Frankenstein de Guillermo del Toro es una obra visualmente deslumbrante pero emocionalmente contenida. Aunque el director logra una adaptación fiel y estéticamente majestuosa del clásico de Mary Shelley, su barroquismo termina por sofocar la fuerza del horror y la tragedia.
FICM 2025 | Frankenstein (2025)
Puntuación: ★★★
Dirección: Guillermo del Toro
Reparto: Osar Isaac, Jacob Elordi, Christoph Waltz, Mia Goth, Felix Kammerer y Charles Dance
Guillermo del Toro parecía estar destinado a filmar Frankenstein. Desde sus inicios, su cine ha girado en torno a los límites de la creación, la empatía hacia lo monstruoso y la poética del ser marginado. En títulos como El espinazo del diablo, Hellboy o La forma del agua, el realizador mexicano ha explorado la relación entre la humanidad y lo aberrante, desafiando la noción de monstruo como antítesis del hombre para convertirlo en su reflejo más sensible. Por ello, su versión del clásico de Mary Shelley era esperada como la culminación de un discurso cinematográfico que lleva más de dos décadas gestándose. Sin embargo, aunque Frankenstein es un espectáculo visual imponente, también representa el punto donde el deltorismo se vuelve tan autoconsciente y decorativo que termina encerrando su propio corazón bajo una cúpula de cristal.

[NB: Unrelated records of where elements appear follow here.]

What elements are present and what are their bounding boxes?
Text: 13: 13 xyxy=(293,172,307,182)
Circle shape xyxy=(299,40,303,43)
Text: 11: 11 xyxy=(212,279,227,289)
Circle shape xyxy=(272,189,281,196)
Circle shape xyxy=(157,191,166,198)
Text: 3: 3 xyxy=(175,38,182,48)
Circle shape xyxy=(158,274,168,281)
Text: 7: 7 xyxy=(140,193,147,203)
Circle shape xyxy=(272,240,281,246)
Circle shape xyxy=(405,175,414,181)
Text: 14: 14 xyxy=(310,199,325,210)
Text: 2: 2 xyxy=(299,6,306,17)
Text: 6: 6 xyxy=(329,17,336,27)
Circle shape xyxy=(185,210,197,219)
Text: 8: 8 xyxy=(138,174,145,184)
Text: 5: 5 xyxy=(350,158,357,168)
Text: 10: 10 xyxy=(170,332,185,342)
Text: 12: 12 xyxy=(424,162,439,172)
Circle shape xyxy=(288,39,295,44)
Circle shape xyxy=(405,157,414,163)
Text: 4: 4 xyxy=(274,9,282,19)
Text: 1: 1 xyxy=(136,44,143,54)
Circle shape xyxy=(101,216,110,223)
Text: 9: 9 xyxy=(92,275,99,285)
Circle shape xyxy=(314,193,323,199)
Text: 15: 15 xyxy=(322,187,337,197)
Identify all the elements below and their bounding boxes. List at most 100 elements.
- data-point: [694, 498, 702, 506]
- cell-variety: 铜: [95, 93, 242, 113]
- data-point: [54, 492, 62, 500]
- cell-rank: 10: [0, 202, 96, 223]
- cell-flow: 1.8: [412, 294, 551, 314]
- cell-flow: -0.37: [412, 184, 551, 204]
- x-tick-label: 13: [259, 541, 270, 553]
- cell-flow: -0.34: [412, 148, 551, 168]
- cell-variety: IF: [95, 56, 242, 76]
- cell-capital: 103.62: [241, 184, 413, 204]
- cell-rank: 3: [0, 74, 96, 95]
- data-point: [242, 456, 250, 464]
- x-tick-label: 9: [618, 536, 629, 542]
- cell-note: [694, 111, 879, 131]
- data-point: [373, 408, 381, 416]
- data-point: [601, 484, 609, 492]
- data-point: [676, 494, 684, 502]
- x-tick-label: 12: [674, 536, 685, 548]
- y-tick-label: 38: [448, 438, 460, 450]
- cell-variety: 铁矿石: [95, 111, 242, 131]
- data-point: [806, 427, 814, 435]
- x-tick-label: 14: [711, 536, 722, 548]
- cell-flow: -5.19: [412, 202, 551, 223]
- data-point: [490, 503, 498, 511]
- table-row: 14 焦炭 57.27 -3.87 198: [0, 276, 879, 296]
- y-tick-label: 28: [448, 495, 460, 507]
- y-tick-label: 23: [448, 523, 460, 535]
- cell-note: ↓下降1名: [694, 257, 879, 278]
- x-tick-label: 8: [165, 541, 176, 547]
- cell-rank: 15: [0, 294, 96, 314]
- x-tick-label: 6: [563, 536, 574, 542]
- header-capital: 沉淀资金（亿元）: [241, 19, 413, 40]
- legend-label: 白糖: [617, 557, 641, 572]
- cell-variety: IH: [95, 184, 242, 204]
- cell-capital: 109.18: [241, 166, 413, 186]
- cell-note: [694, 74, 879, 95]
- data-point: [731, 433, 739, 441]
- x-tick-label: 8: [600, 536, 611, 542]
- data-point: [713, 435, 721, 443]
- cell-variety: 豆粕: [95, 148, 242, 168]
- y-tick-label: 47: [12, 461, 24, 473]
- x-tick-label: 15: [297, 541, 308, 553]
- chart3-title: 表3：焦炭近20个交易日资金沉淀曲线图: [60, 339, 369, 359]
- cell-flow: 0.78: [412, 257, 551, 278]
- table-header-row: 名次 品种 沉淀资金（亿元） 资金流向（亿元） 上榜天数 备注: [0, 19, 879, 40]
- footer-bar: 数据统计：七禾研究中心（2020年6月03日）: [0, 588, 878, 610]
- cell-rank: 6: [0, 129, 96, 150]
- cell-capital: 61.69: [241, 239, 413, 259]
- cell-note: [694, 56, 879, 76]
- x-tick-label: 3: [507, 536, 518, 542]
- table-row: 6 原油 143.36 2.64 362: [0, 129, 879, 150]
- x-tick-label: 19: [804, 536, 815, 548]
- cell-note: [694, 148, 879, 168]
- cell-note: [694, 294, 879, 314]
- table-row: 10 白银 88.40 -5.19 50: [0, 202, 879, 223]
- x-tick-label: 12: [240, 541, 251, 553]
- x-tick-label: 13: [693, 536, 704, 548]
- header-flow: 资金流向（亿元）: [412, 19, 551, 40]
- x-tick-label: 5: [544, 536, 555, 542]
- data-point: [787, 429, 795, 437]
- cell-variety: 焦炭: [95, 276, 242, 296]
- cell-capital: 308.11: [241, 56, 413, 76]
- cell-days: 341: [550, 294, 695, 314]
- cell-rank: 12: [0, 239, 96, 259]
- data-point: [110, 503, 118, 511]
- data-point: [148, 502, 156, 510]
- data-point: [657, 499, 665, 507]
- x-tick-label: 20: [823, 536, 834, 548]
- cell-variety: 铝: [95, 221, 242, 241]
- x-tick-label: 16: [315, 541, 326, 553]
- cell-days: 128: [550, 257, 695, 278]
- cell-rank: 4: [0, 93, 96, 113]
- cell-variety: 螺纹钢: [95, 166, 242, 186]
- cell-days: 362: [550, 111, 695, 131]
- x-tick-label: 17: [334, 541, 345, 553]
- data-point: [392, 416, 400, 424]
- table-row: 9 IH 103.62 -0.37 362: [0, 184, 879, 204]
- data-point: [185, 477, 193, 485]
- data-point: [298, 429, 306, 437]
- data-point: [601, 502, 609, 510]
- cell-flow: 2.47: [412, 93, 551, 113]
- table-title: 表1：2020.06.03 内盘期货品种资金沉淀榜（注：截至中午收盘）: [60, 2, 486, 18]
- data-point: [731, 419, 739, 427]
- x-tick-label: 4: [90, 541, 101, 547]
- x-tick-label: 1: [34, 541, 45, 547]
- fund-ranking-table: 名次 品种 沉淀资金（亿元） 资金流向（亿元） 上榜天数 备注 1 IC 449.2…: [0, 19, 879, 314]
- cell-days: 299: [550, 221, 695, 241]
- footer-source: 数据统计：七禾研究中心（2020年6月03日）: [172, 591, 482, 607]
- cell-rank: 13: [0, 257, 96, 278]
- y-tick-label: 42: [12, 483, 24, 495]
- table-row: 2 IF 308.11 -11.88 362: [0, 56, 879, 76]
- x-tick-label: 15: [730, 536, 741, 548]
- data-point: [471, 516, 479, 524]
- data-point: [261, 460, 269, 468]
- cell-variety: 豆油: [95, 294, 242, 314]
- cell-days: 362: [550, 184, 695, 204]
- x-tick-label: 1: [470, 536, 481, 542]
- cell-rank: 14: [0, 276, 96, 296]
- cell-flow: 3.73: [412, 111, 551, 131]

La película se abre con una secuencia gélida en el Ártico, donde un barco encallado se convierte en fortaleza contra una criatura indestructible. Este prólogo, que recuerda al clímax del texto de Shelley, marca desde el inicio la ambición estética de Del Toro: cada plano parece una pintura viva, una fusión de romanticismo y ciencia, de anatomía y arte. El diseño de producción, saturado de detalles victorianos, y la iluminación que alterna entre la calidez de los laboratorios y la frialdad azul del hielo, revelan un dominio absoluto de la imagen. No hay duda de que el director filma con la precisión de un orfebre. Pero esa misma precisión se transforma en su condena: Frankenstein es tan perfecta en su acabado que se vuelve incapaz de respirar.
Oscar Isaac interpreta a Victor Frankenstein con una intensidad intelectual que roza la obsesión religiosa. Su Frankenstein no es tanto un loco científico como un idealista herido, un hombre que confunde el deseo de conocimiento con el poder de la divinidad. Su relación con la criatura está marcada por una tensión entre la fascinación y el rechazo, una dialéctica que debería sostener la película desde el drama y no desde la estética. No obstante, Del Toro parece más interesado en contemplar el dolor que en hacerlo estallar. Su puesta en escena, barroca y simétrica, carece de la visceralidad que el mito demanda.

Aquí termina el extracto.